Naples earthquake recovery suffers 'aftershocks'

The letters carved above the doorway say the 50-year-old yellow brick building high on a hill in the old quarter of Naples is the Serra Elementary School.

But the laundry hanging to dry, the radio blaring out of the windows, and the wooden chairs and desks stacked at the entrance tell a different story. The classrooms in this old school building are all that 32 families, left homeless by last November's earthquake, can call home.

Although Naples did not bear the brunt of the seismic explosion that claimed 3,000 lives last Nov. 23, more than 4,000 buildings were damaged and 15,000 people turned out into the streets. Now, 10 months later, officials say housing is still the most urgent problem facing the city.

However, gang warfare, which broke out between various mafia-like families vying for control of the area, has police equally worried. And Italy's politicians now fear the situation is ripe for a new burst of terrorist activity.

On a recent visit to the region struck by the earthquake, Prime Minister Giovanni Spadolini appeared generally optimistic about the reconstruction effort in the region. "But Naples worries me," he said.

What began as emergency relief measures immediately following the earthquake seems to have become a semipermanent arrangement as more and moe victims from the countryside pour into Naples seeking help. As soon as one of the 3,000 families living in school buildings is assigned new quarters in the prefabricated villages now dotting the city, a new family takes over the vacated classroom.

They move in -- sometimes 17 to a classroom -- with their cots, gas cookers, and whatever meager furniture they manage to salvage. A few even have refrigerators and television sets. Sheets are hung over the windows for privacy , family pictures go up on the walls, and the teacher's desk is turned into a dining table. About a quarter of Naples' schools are presently occupied like this.

More than 500 people are crammed aboard two old ships in the middle of the city's busy harbor. Another 2,500 families are sheltered in trailers on the edge of the city. Still others stay in apartments in damaged buildings even though they have been condemned as too dangerous to inhabit. Busy officials have not begun to tackle this last problem despite the nagging fear that the buildings to withstand another earthquake, should one occur.

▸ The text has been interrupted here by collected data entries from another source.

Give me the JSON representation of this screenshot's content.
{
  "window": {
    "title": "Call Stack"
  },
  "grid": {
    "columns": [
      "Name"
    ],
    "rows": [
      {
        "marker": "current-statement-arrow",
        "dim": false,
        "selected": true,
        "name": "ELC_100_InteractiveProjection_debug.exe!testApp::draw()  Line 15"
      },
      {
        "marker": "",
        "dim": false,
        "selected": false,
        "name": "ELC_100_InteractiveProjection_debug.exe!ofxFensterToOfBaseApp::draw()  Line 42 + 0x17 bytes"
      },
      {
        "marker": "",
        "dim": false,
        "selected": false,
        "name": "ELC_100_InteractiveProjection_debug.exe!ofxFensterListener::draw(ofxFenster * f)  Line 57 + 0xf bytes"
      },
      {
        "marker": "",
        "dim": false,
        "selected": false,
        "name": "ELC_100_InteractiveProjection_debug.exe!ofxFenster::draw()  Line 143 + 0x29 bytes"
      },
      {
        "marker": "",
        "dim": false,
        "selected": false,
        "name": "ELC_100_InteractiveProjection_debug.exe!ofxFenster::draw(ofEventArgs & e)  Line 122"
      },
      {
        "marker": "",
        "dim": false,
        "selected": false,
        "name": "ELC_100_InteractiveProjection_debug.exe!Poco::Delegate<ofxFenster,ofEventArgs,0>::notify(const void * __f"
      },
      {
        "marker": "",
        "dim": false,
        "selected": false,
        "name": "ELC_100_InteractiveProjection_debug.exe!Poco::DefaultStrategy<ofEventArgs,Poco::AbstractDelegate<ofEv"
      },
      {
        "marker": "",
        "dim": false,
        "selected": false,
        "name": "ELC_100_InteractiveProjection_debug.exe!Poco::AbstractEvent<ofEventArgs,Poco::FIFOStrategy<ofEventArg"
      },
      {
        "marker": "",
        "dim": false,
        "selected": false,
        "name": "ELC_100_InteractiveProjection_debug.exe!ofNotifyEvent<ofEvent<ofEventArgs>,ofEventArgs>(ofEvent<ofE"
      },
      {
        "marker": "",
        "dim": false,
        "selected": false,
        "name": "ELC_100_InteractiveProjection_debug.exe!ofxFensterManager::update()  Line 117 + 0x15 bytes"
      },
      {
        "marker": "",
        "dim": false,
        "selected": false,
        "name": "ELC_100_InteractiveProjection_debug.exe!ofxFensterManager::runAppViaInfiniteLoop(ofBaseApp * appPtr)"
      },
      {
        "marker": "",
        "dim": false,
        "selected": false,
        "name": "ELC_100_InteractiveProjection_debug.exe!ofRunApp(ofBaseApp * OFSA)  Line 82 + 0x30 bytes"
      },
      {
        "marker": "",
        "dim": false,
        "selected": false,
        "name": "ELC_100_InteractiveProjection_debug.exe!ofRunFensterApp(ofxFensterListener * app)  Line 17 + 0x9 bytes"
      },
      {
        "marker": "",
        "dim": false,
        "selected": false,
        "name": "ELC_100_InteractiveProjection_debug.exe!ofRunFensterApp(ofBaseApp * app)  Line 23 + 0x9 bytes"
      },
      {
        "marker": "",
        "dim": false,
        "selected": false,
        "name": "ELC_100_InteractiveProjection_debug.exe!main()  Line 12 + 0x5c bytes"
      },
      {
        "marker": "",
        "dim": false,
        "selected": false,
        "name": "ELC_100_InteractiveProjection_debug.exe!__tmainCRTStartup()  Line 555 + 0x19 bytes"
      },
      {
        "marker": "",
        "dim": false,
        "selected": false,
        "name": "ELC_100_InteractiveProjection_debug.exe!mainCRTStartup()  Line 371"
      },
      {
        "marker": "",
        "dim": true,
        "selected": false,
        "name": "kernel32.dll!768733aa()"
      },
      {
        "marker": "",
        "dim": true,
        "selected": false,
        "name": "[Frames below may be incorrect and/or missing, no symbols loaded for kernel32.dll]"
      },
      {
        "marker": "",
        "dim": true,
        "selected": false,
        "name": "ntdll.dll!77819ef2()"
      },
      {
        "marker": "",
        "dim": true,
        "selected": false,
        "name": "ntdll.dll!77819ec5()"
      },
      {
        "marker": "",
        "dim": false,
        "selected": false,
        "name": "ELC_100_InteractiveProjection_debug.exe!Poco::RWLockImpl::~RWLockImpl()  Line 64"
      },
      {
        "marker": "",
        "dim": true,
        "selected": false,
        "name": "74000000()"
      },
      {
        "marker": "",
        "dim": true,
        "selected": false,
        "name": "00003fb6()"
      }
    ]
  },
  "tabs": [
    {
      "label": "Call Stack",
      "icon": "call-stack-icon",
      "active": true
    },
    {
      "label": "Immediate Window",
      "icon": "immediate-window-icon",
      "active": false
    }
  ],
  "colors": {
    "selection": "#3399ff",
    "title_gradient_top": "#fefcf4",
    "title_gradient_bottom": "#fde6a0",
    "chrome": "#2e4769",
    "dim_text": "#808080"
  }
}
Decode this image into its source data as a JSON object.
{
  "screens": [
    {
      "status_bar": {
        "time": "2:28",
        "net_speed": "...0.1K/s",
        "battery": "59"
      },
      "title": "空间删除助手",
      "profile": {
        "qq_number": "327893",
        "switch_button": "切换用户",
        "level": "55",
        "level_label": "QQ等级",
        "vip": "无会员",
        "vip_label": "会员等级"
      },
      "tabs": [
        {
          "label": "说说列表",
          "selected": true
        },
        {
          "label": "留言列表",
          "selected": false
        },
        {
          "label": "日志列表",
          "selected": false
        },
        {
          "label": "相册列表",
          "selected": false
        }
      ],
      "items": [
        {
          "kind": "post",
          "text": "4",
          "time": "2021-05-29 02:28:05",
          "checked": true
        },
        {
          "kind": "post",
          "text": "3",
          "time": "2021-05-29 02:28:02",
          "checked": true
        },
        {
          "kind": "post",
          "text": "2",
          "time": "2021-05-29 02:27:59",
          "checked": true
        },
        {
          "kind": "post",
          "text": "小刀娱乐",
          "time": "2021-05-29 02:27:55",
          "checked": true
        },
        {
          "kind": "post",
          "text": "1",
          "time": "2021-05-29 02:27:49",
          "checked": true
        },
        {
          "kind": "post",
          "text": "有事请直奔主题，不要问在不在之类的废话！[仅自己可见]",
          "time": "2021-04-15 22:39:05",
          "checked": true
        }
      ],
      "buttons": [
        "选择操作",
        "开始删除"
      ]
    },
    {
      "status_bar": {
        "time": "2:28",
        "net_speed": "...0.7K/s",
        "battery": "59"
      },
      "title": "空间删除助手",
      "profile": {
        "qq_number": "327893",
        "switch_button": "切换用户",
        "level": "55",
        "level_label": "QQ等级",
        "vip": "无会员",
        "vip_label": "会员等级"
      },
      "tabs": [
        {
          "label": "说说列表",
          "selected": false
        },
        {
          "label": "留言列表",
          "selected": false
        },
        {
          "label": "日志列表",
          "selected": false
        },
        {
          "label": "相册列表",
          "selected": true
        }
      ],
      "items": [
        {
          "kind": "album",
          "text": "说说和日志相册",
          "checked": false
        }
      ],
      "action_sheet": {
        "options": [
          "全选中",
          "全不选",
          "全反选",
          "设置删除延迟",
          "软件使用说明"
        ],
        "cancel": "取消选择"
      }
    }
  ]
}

The headquarters of Giuseppe Zamberletti, special commissioner for earthquake relief, in Naple's main piazza is the site of daily demonstrations. Lately, these demonstrations have been dominated by women and childenm demanding the government to speed up reconstruction and to clear the classrooms so their children can return to school.

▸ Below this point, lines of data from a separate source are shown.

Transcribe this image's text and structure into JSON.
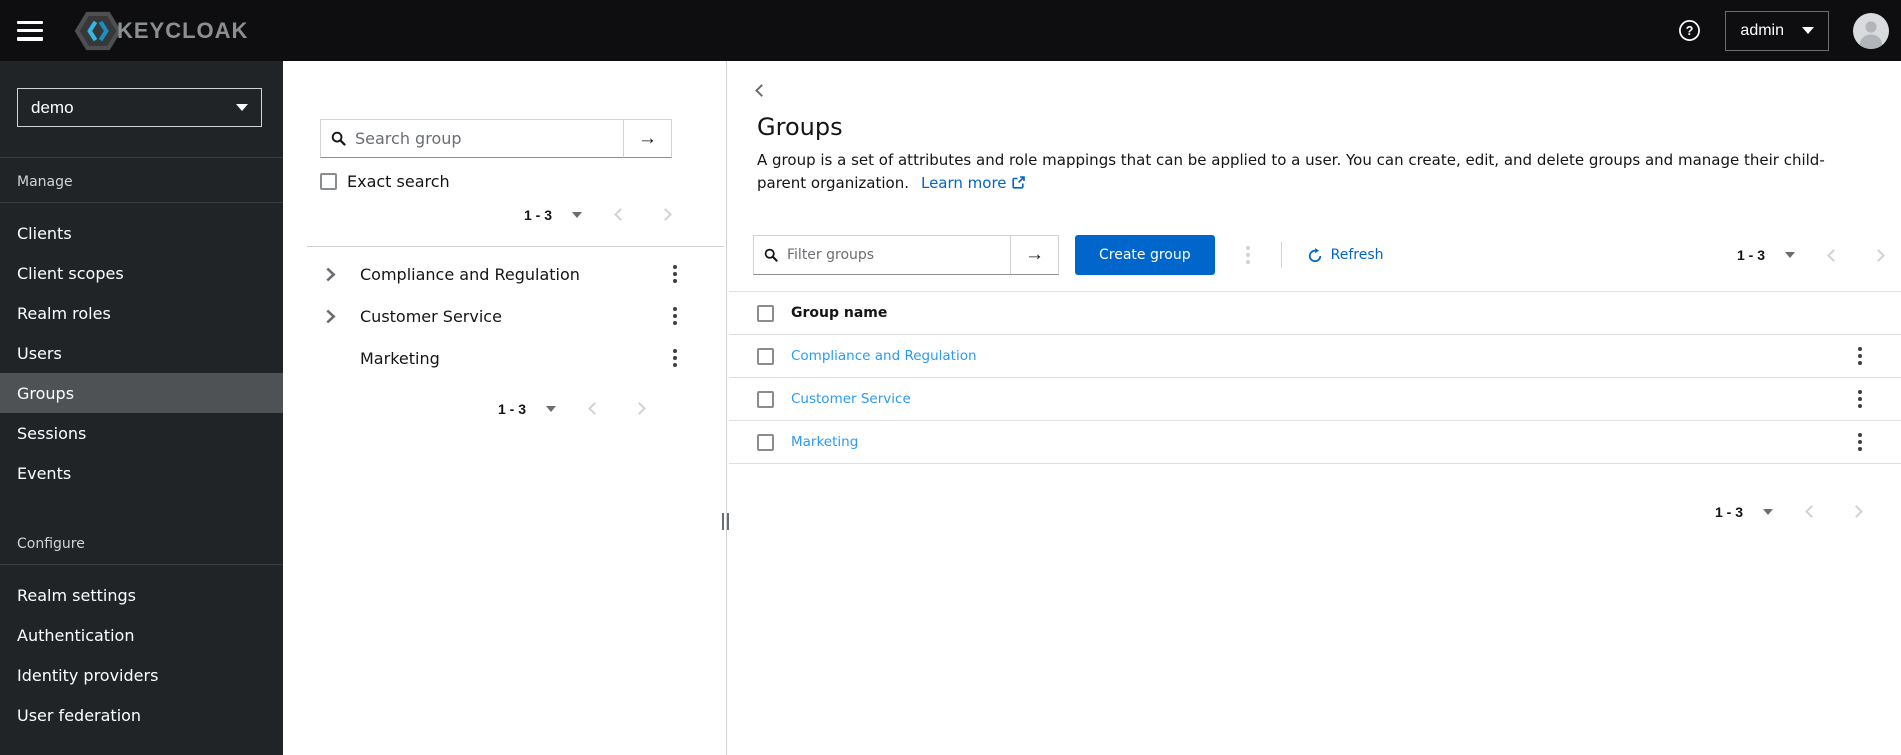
{
  "masthead": {
    "brand": "KEYCLOAK",
    "user": "admin"
  },
  "sidebar": {
    "realm": "demo",
    "sections": [
      {
        "label": "Manage",
        "items": [
          "Clients",
          "Client scopes",
          "Realm roles",
          "Users",
          "Groups",
          "Sessions",
          "Events"
        ]
      },
      {
        "label": "Configure",
        "items": [
          "Realm settings",
          "Authentication",
          "Identity providers",
          "User federation"
        ]
      }
    ],
    "selected_item": "Groups"
  },
  "tree_panel": {
    "search_placeholder": "Search group",
    "exact_search_label": "Exact search",
    "top_pagination": {
      "range": "1 - 3"
    },
    "items": [
      {
        "label": "Compliance and Regulation",
        "expandable": true
      },
      {
        "label": "Customer Service",
        "expandable": true
      },
      {
        "label": "Marketing",
        "expandable": false
      }
    ],
    "bottom_pagination": {
      "range": "1 - 3"
    }
  },
  "main": {
    "title": "Groups",
    "description": "A group is a set of attributes and role mappings that can be applied to a user. You can create, edit, and delete groups and manage their child-parent organization.",
    "learn_more_label": "Learn more",
    "toolbar": {
      "filter_placeholder": "Filter groups",
      "create_button_label": "Create group",
      "refresh_label": "Refresh",
      "pagination": {
        "range": "1 - 3"
      }
    },
    "table": {
      "columns": [
        "Group name"
      ],
      "rows": [
        {
          "name": "Compliance and Regulation"
        },
        {
          "name": "Customer Service"
        },
        {
          "name": "Marketing"
        }
      ]
    },
    "bottom_pagination": {
      "range": "1 - 3"
    }
  },
  "colors": {
    "accent_blue": "#0066cc",
    "table_link_blue": "#2b9af3",
    "masthead_bg": "#0e0e10",
    "sidebar_bg": "#212427",
    "sidebar_selected_bg": "#4f5255",
    "logo_cyan": "#35b7e4",
    "border_gray": "#d2d2d2"
  },
  "icons": {
    "hamburger-icon": "three horizontal bars",
    "keycloak-logo-icon": "gray hexagon with cyan chevrons",
    "help-icon": "question mark in circle",
    "avatar-icon": "person silhouette in circle",
    "search-icon": "magnifier",
    "arrow-right-icon": "→",
    "kebab-icon": "⋮",
    "refresh-icon": "circular arrow",
    "external-link-icon": "box with arrow",
    "chevron-right-icon": "›",
    "caret-down-icon": "▾"
  }
}
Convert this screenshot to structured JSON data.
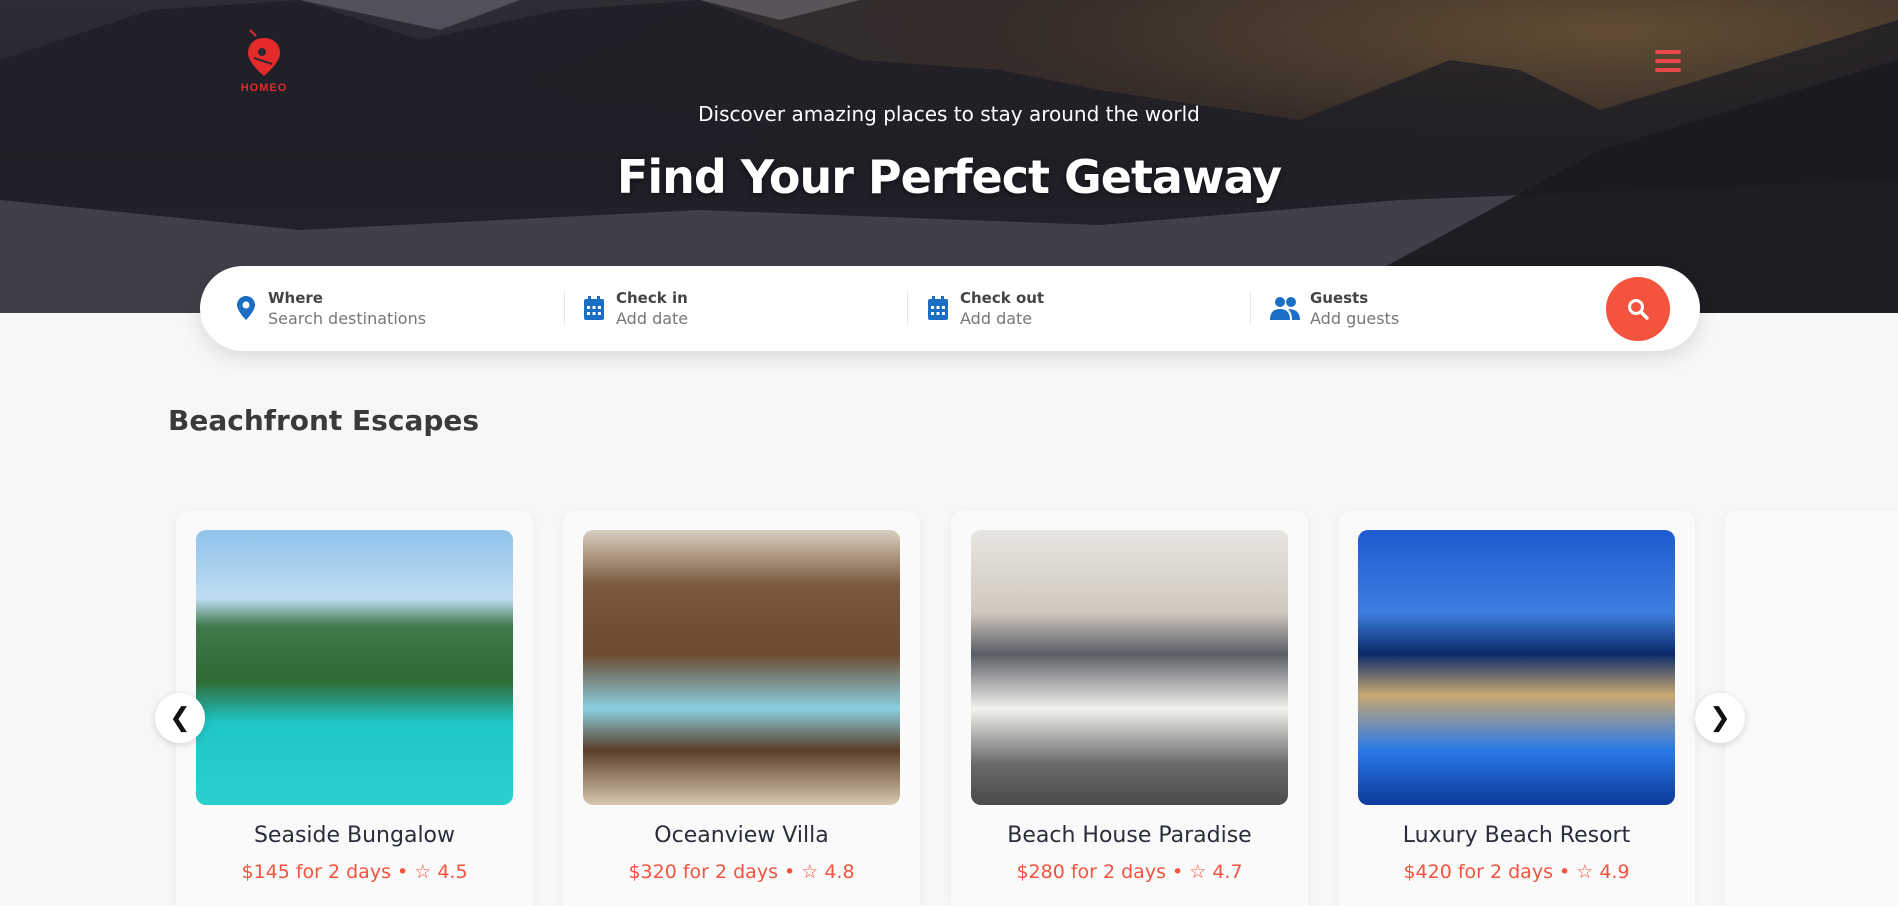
{
  "brand": {
    "name": "HOMEO",
    "accent": "#e52a2a"
  },
  "hero": {
    "subtitle": "Discover amazing places to stay around the world",
    "title": "Find Your Perfect Getaway"
  },
  "search": {
    "fields": [
      {
        "label": "Where",
        "placeholder": "Search destinations",
        "icon": "map-pin-icon"
      },
      {
        "label": "Check in",
        "placeholder": "Add date",
        "icon": "calendar-icon"
      },
      {
        "label": "Check out",
        "placeholder": "Add date",
        "icon": "calendar-icon"
      },
      {
        "label": "Guests",
        "placeholder": "Add guests",
        "icon": "users-icon"
      }
    ],
    "button_color": "#f4533e"
  },
  "section": {
    "title": "Beachfront Escapes"
  },
  "carousel": {
    "prev": "❮",
    "next": "❯"
  },
  "listings": [
    {
      "name": "Seaside Bungalow",
      "price": "$145 for 2 days • ☆ 4.5"
    },
    {
      "name": "Oceanview Villa",
      "price": "$320 for 2 days • ☆ 4.8"
    },
    {
      "name": "Beach House Paradise",
      "price": "$280 for 2 days • ☆ 4.7"
    },
    {
      "name": "Luxury Beach Resort",
      "price": "$420 for 2 days • ☆ 4.9"
    }
  ]
}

Last December the United States Congress allocated $50 million for the construction of 12 new schools in the regions devastated by the earthquake. The blueprints for these American superschools are still on the drawingboards of the two American architectural firms commissioned to design them. Even if the schools are completed by next September, they will be located in the regions of Potenza, Salerno, and Avellino. None are planned for Naples.

Aside from its desire to showcase American know-how and to erect lasting and highly visible symbols of American friendship, sources say the US decided to donate the relief money specifically for the construction of schools in order to avoid dealing with the local housing construction racket.

It turned out to be a wise decision. The reconstruction effort has from the start been plagued by corruption and violence. More than one local politician in the earthquake area is suspected of milking relief funds intended for earthquake victims. State prosecutors are even investigating a priest for fraud: The Rev. Armando Venezia of Sant'Angelo dei Lombardi is suspected of pocketing more than $100,000 he raised from Americans of Italian extraction during a trip to the US after the earthquake.

In the disruption following the earthquake, organized crime figure dug in their heels as quickly as relief officials. They started by peddling earthquake-victim certificates and black market coffins, and then moved into the protection racket. According to Prof. Pino Ariacchi, a sociologist at the Universtiy of Calabria, the earthquake enabled the mafia-like "Camorra" clans (whose name in Italian means "graft") to get a grip on Naples in less than a year. It took the Sicilian and Calabrese mobs 20 years to achieve such control in their locales.

Building materials are stolen even before they are unloaded onto the docks, an official in Mr. Zamberletti's office said. Protection money is virtually obligatory for contractors. Those who refused to pay have found their guards shot, or were forced to close down. Naples' communist mayor, Maurizio Valenzi, asked Prime Minister Spadolini, a member of the Republican Party, to send in the Army to help protect the new construction sites, but Spadolini denied his request.

Meanwhile, the stakes are going higher. The government has just increased its contribution to Naples' program for constructing 20,000 new houses to $2 billion. Naples' six largest Camorra families, along with other criminal elements, are competing for a share.

A gang war reminiscent of Chicago in the 1930s has erupted, causing 161 deaths so far this year. But it may also have given police a break.